There are books so fantastical you just want them to be real.
Italo Calvino’s Invisible Cities is such a book.
It’s a story of Marco Polo recounting his many and varied travels to Kublai Khan. After each journey, Kublai Khan asks Marco Polo to describe the cities he has been to. And so it goes, the explorer gives the conqueror a vision of a world he has not seen, and most likely, never will. For each city is wondrous and impossible, yet Marco Polo is only ever describing one: the city of his birth, Venice, Italy.
The story is woven with memory, desire, dreams, longing, and the constancy of change in trying to capture what is closest to our hearts.

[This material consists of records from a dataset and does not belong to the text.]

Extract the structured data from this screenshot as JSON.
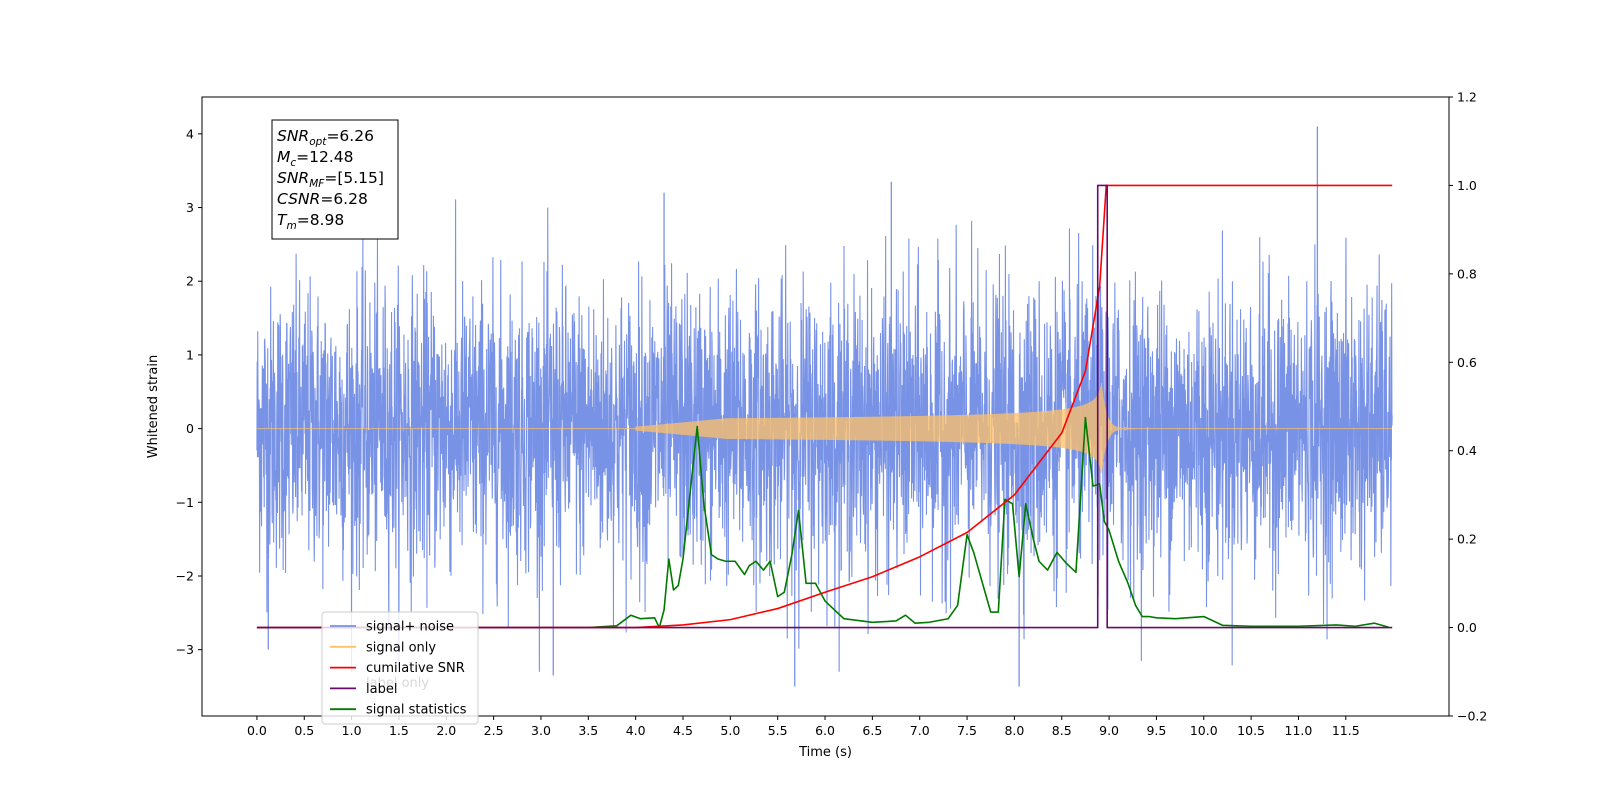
{
  "chart_data": {
    "type": "line",
    "xlabel": "Time (s)",
    "ylabel": "Whitened strain",
    "xlim": [
      -0.58,
      12.59
    ],
    "ylim_left": [
      -3.9,
      4.5
    ],
    "ylim_right": [
      -0.2,
      1.2
    ],
    "x_ticks": [
      0.0,
      0.5,
      1.0,
      1.5,
      2.0,
      2.5,
      3.0,
      3.5,
      4.0,
      4.5,
      5.0,
      5.5,
      6.0,
      6.5,
      7.0,
      7.5,
      8.0,
      8.5,
      9.0,
      9.5,
      10.0,
      10.5,
      11.0,
      11.5
    ],
    "x_tick_labels": [
      "0.0",
      "0.5",
      "1.0",
      "1.5",
      "2.0",
      "2.5",
      "3.0",
      "3.5",
      "4.0",
      "4.5",
      "5.0",
      "5.5",
      "6.0",
      "6.5",
      "7.0",
      "7.5",
      "8.0",
      "8.5",
      "9.0",
      "9.5",
      "10.0",
      "10.5",
      "11.0",
      "11.5"
    ],
    "y_ticks_left": [
      -3,
      -2,
      -1,
      0,
      1,
      2,
      3,
      4
    ],
    "y_tick_labels_left": [
      "−3",
      "−2",
      "−1",
      "0",
      "1",
      "2",
      "3",
      "4"
    ],
    "y_ticks_right": [
      -0.2,
      0.0,
      0.2,
      0.4,
      0.6,
      0.8,
      1.0,
      1.2
    ],
    "y_tick_labels_right": [
      "−0.2",
      "0.0",
      "0.2",
      "0.4",
      "0.6",
      "0.8",
      "1.0",
      "1.2"
    ],
    "grid": false,
    "legend_position": "lower-left",
    "legend": [
      {
        "label": "signal+ noise",
        "color": "#7892e6"
      },
      {
        "label": "signal only",
        "color": "#ffc067"
      },
      {
        "label": "cumilative SNR",
        "color": "#ff0000"
      },
      {
        "label": "label",
        "color": "#6a0a6a"
      },
      {
        "label": "signal statistics",
        "color": "#007a00"
      }
    ],
    "legend_hidden_behind": "label only",
    "annotation": {
      "lines": [
        {
          "sym": "SNR",
          "sub": "opt",
          "value": "=6.26"
        },
        {
          "sym": "M",
          "sub": "c",
          "value": "=12.48"
        },
        {
          "sym": "SNR",
          "sub": "MF",
          "value": "=[5.15]"
        },
        {
          "sym": "CSNR",
          "sub": "",
          "value": "=6.28"
        },
        {
          "sym": "T",
          "sub": "m",
          "value": "=8.98"
        }
      ]
    },
    "series": [
      {
        "name": "signal+ noise",
        "axis": "left",
        "color": "#7892e6",
        "x_range": [
          0.0,
          11.99
        ],
        "amplitude_std": 0.95,
        "notable_peaks": [
          {
            "x": 11.2,
            "y": 4.1
          },
          {
            "x": 4.3,
            "y": 3.2
          },
          {
            "x": 6.7,
            "y": 3.35
          },
          {
            "x": 8.05,
            "y": -3.5
          },
          {
            "x": 5.68,
            "y": -3.5
          },
          {
            "x": 3.13,
            "y": -3.35
          },
          {
            "x": 0.12,
            "y": -3.0
          }
        ]
      },
      {
        "name": "signal only",
        "axis": "left",
        "color": "#ffc067",
        "chirp": {
          "start_x": 4.0,
          "merger_x": 8.92,
          "ringdown_end_x": 9.3,
          "peak_amplitude": 0.62
        }
      },
      {
        "name": "cumilative SNR",
        "axis": "right",
        "color": "#ff0000",
        "x": [
          0.0,
          4.0,
          4.5,
          5.0,
          5.5,
          6.0,
          6.5,
          7.0,
          7.5,
          8.0,
          8.5,
          8.75,
          8.9,
          8.97,
          9.0,
          11.99
        ],
        "y": [
          0.0,
          0.0,
          0.006,
          0.018,
          0.043,
          0.08,
          0.115,
          0.16,
          0.215,
          0.3,
          0.44,
          0.58,
          0.77,
          1.0,
          1.0,
          1.0
        ]
      },
      {
        "name": "label",
        "axis": "right",
        "color": "#6a0a6a",
        "x": [
          0.0,
          8.88,
          8.88,
          8.98,
          8.98,
          11.99
        ],
        "y": [
          0.0,
          0.0,
          1.0,
          1.0,
          0.0,
          0.0
        ]
      },
      {
        "name": "signal statistics",
        "axis": "right",
        "color": "#007a00",
        "x": [
          0.0,
          3.5,
          3.8,
          3.95,
          4.05,
          4.2,
          4.25,
          4.3,
          4.35,
          4.4,
          4.45,
          4.5,
          4.57,
          4.65,
          4.72,
          4.8,
          4.87,
          4.95,
          5.05,
          5.15,
          5.2,
          5.27,
          5.35,
          5.42,
          5.5,
          5.57,
          5.65,
          5.72,
          5.8,
          5.9,
          6.0,
          6.2,
          6.5,
          6.75,
          6.85,
          6.95,
          7.1,
          7.3,
          7.4,
          7.5,
          7.57,
          7.65,
          7.75,
          7.83,
          7.9,
          7.98,
          8.05,
          8.12,
          8.2,
          8.26,
          8.35,
          8.45,
          8.55,
          8.65,
          8.75,
          8.83,
          8.9,
          8.95,
          9.0,
          9.1,
          9.2,
          9.28,
          9.35,
          9.42,
          9.5,
          9.7,
          10.0,
          10.2,
          10.5,
          11.0,
          11.4,
          11.6,
          11.8,
          11.95
        ],
        "y": [
          0.0,
          0.0,
          0.004,
          0.028,
          0.02,
          0.022,
          0.0,
          0.04,
          0.155,
          0.085,
          0.095,
          0.155,
          0.295,
          0.455,
          0.28,
          0.165,
          0.155,
          0.15,
          0.15,
          0.12,
          0.14,
          0.15,
          0.13,
          0.15,
          0.07,
          0.08,
          0.165,
          0.265,
          0.1,
          0.1,
          0.06,
          0.02,
          0.012,
          0.015,
          0.028,
          0.01,
          0.012,
          0.02,
          0.05,
          0.21,
          0.17,
          0.11,
          0.035,
          0.035,
          0.29,
          0.28,
          0.115,
          0.28,
          0.2,
          0.15,
          0.13,
          0.17,
          0.145,
          0.125,
          0.475,
          0.32,
          0.325,
          0.24,
          0.22,
          0.15,
          0.1,
          0.05,
          0.025,
          0.025,
          0.022,
          0.02,
          0.025,
          0.005,
          0.003,
          0.003,
          0.006,
          0.003,
          0.01,
          0.001
        ]
      }
    ]
  }
}
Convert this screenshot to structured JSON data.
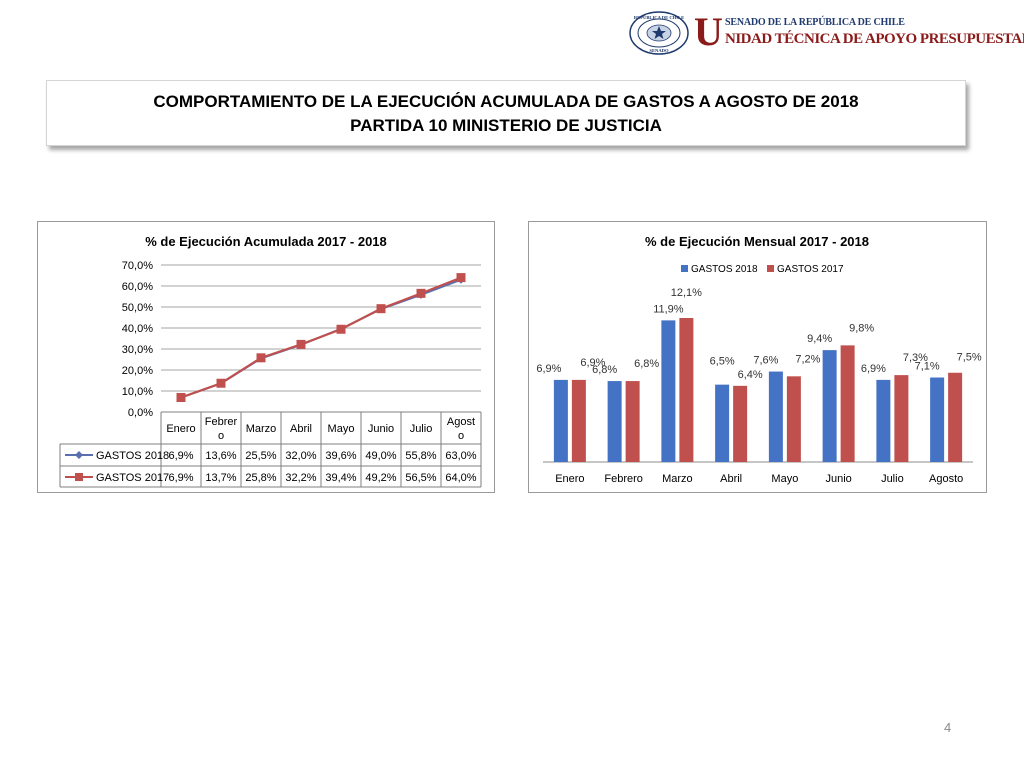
{
  "header": {
    "seal_text_top": "REPÚBLICA DE CHILE",
    "seal_text_bottom": "SENADO",
    "org_initial": "U",
    "org_line1": "SENADO DE LA REPÚBLICA DE CHILE",
    "org_line2": "NIDAD TÉCNICA DE APOYO PRESUPUESTARIO"
  },
  "title": {
    "line1": "COMPORTAMIENTO DE LA EJECUCIÓN ACUMULADA DE GASTOS A AGOSTO DE 2018",
    "line2": "PARTIDA 10 MINISTERIO DE JUSTICIA"
  },
  "page_number": "4",
  "colors": {
    "gastos2018": "#4472c4",
    "gastos2017": "#c0504d",
    "line2018": "#5a6fb0",
    "line2017": "#c0504d"
  },
  "chart_data": [
    {
      "type": "line",
      "title": "% de Ejecución Acumulada 2017 - 2018",
      "categories": [
        "Enero",
        "Febrero",
        "Marzo",
        "Abril",
        "Mayo",
        "Junio",
        "Julio",
        "Agosto"
      ],
      "category_labels_wrapped": [
        [
          "Enero"
        ],
        [
          "Febrer",
          "o"
        ],
        [
          "Marzo"
        ],
        [
          "Abril"
        ],
        [
          "Mayo"
        ],
        [
          "Junio"
        ],
        [
          "Julio"
        ],
        [
          "Agost",
          "o"
        ]
      ],
      "ylim": [
        0,
        70
      ],
      "yticks": [
        "0,0%",
        "10,0%",
        "20,0%",
        "30,0%",
        "40,0%",
        "50,0%",
        "60,0%",
        "70,0%"
      ],
      "series": [
        {
          "name": "GASTOS 2018",
          "values": [
            6.9,
            13.6,
            25.5,
            32.0,
            39.6,
            49.0,
            55.8,
            63.0
          ],
          "labels": [
            "6,9%",
            "13,6%",
            "25,5%",
            "32,0%",
            "39,6%",
            "49,0%",
            "55,8%",
            "63,0%"
          ]
        },
        {
          "name": "GASTOS 2017",
          "values": [
            6.9,
            13.7,
            25.8,
            32.2,
            39.4,
            49.2,
            56.5,
            64.0
          ],
          "labels": [
            "6,9%",
            "13,7%",
            "25,8%",
            "32,2%",
            "39,4%",
            "49,2%",
            "56,5%",
            "64,0%"
          ]
        }
      ],
      "data_table": true,
      "grid": true
    },
    {
      "type": "bar",
      "title": "% de Ejecución Mensual 2017 - 2018",
      "categories": [
        "Enero",
        "Febrero",
        "Marzo",
        "Abril",
        "Mayo",
        "Junio",
        "Julio",
        "Agosto"
      ],
      "legend": "top",
      "series": [
        {
          "name": "GASTOS 2018",
          "values": [
            6.9,
            6.8,
            11.9,
            6.5,
            7.6,
            9.4,
            6.9,
            7.1
          ],
          "labels": [
            "6,9%",
            "6,8%",
            "11,9%",
            "6,5%",
            "7,6%",
            "9,4%",
            "6,9%",
            "7,1%"
          ]
        },
        {
          "name": "GASTOS 2017",
          "values": [
            6.9,
            6.8,
            12.1,
            6.4,
            7.2,
            9.8,
            7.3,
            7.5
          ],
          "labels": [
            "6,9%",
            "6,8%",
            "12,1%",
            "6,4%",
            "7,2%",
            "9,8%",
            "7,3%",
            "7,5%"
          ]
        }
      ],
      "grid": false
    }
  ]
}
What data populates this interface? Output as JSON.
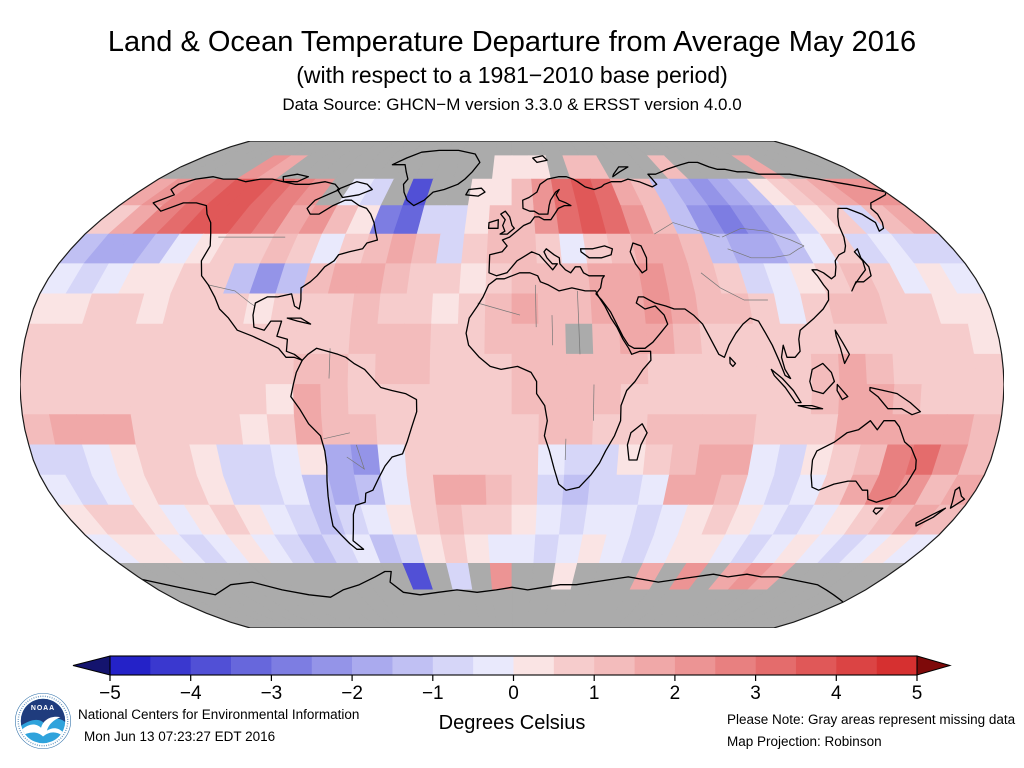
{
  "header": {
    "title": "Land & Ocean Temperature Departure from Average May 2016",
    "subtitle": "(with respect to a 1981−2010 base period)",
    "data_source": "Data Source: GHCN−M version 3.3.0 & ERSST version 4.0.0"
  },
  "colorbar": {
    "unit_label": "Degrees Celsius",
    "ticks": [
      "−5",
      "−4",
      "−3",
      "−2",
      "−1",
      "0",
      "1",
      "2",
      "3",
      "4",
      "5"
    ],
    "min": -5,
    "max": 5,
    "segments": [
      "#2422C8",
      "#3A38CF",
      "#5150D6",
      "#6767DC",
      "#7D7DE2",
      "#9494E8",
      "#AAAAEE",
      "#C0C0F3",
      "#D6D6F8",
      "#E9E9FC",
      "#FAE4E4",
      "#F6CCCC",
      "#F3BCBC",
      "#F0A8A8",
      "#EC9494",
      "#E88080",
      "#E46C6C",
      "#E05858",
      "#DB4444",
      "#D63030"
    ],
    "arrow_left": "#14146E",
    "arrow_right": "#7E0A0A"
  },
  "map": {
    "missing_color": "#ABABAB",
    "palette": {
      "a": "#2422C8",
      "b": "#3A38CF",
      "c": "#5150D6",
      "d": "#6767DC",
      "e": "#7D7DE2",
      "f": "#9494E8",
      "g": "#AAAAEE",
      "h": "#C0C0F3",
      "i": "#D6D6F8",
      "j": "#E9E9FC",
      "k": "#FAE4E4",
      "l": "#F6CCCC",
      "m": "#F3BCBC",
      "n": "#F0A8A8",
      "o": "#EC9494",
      "p": "#E88080",
      "q": "#E46C6C",
      "r": "#E05858",
      "s": "#DB4444",
      "t": "#D63030",
      "G": "#ABABAB"
    },
    "grid": {
      "cell_deg": 10,
      "rows": [
        "GGGGGGGGGGGGGGGGGGGGGGGGGGGGGGGGGGGG",
        "GGGGonGGGGGGGGGGGkkkGmmGGGmGGGGnGGGG",
        "nopqrrqpoGjiGcGGkkmoqrqnmhgfghklmnoo",
        "lnpqrrqpnomkediikmmoqrqomhfefgiklimn",
        "hgghjkllmljlmnmilmmljlmnnmhgghjlijii",
        "jijkkllhfhmnnmllklmmmnnonmlijklmljkj",
        "kkllklllklllmllklmnmmnnonmmljlmmllkk",
        "llllllllllllmmmllmmmGmnnmllllllllllk",
        "llllllllllmmlmmlllmmmmmllllllmnmllll",
        "lllllllllknmllllllmmmmlllllllmnnmlll",
        "mnnnllllklnmmllllllmmllmmmmlllnnnnnm",
        "iijkllkiijkgfjllllljiiklmnnjiklmpqom",
        "jijkllkiijhghjlnnmlihiijnnmjijlnpomn",
        "kllkjklkjihijklmllkjijjijklkjijklmnm",
        "jkkjijkjihijhiklkjjijkjijkkjijkjijkj",
        "GGGGGGGGGGGGGcGiGoGGkGGGnGoGnonGGGGG",
        "GGGGGGGGGGGGGGGGGGGGGGGGGGGGGGGGGGGG",
        "GGGGGGGGGGGGGGGGGGGGGGGGGGGGGGGGGGGG"
      ]
    }
  },
  "footer": {
    "logo_label": "NOAA",
    "org": "National Centers for Environmental Information",
    "timestamp": "Mon Jun 13 07:23:27 EDT 2016",
    "note": "Please Note: Gray areas represent missing data",
    "projection": "Map Projection: Robinson"
  }
}
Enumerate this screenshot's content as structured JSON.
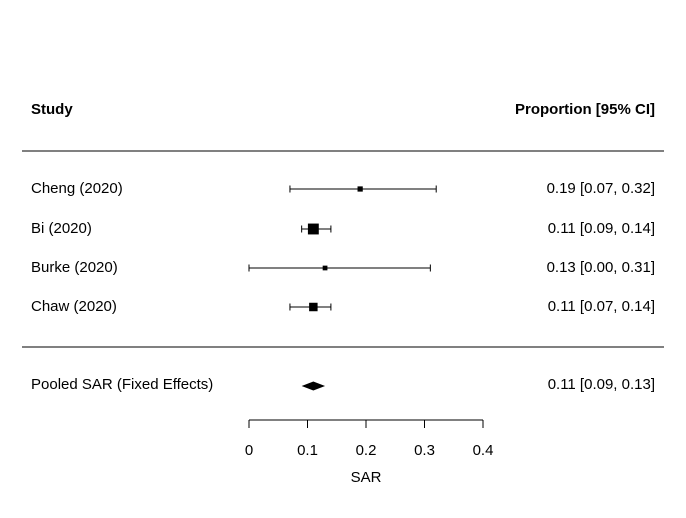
{
  "chart_data": {
    "type": "forest",
    "header": {
      "left": "Study",
      "right": "Proportion [95% CI]"
    },
    "studies": [
      {
        "label": "Cheng (2020)",
        "estimate": 0.19,
        "lower": 0.07,
        "upper": 0.32,
        "ci_text": "0.19 [0.07, 0.32]",
        "weight": 0.05
      },
      {
        "label": "Bi (2020)",
        "estimate": 0.11,
        "lower": 0.09,
        "upper": 0.14,
        "ci_text": "0.11 [0.09, 0.14]",
        "weight": 0.62
      },
      {
        "label": "Burke (2020)",
        "estimate": 0.13,
        "lower": 0.0,
        "upper": 0.31,
        "ci_text": "0.13 [0.00, 0.31]",
        "weight": 0.03
      },
      {
        "label": "Chaw (2020)",
        "estimate": 0.11,
        "lower": 0.07,
        "upper": 0.14,
        "ci_text": "0.11 [0.07, 0.14]",
        "weight": 0.3
      }
    ],
    "pooled": {
      "label": "Pooled SAR (Fixed Effects)",
      "estimate": 0.11,
      "lower": 0.09,
      "upper": 0.13,
      "ci_text": "0.11 [0.09, 0.13]"
    },
    "xlabel": "SAR",
    "xlim": [
      0,
      0.4
    ],
    "xticks": [
      0,
      0.1,
      0.2,
      0.3,
      0.4
    ],
    "xtick_labels": [
      "0",
      "0.1",
      "0.2",
      "0.3",
      "0.4"
    ],
    "color": "#000000"
  }
}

Here’s a tantalizing sample of an exchange between Polo and Khan:
“I shall tell you what I dreamed last night,’ he says to Marco. ‘In the midst of a flat and yellow land, dotted with meteorites and erratic boulders, I saw from a distance the spires of a city rise, slender pinnacles, made in such a way that the moon in her journey can rest now on one, now on another, or sway from the cables of the cranes.’
And Polo says: ‘The city of your dreams is Lalage. Its inhabitants arranged these invitations to rest in the night sky so that the moon would grant everything in the city the power to grow and grow endlessly.’
‘There is something you do not know,’ the Khan adds. ‘The grateful moon has granted the city of Lalage a rarer privilege: to grow in lightness.”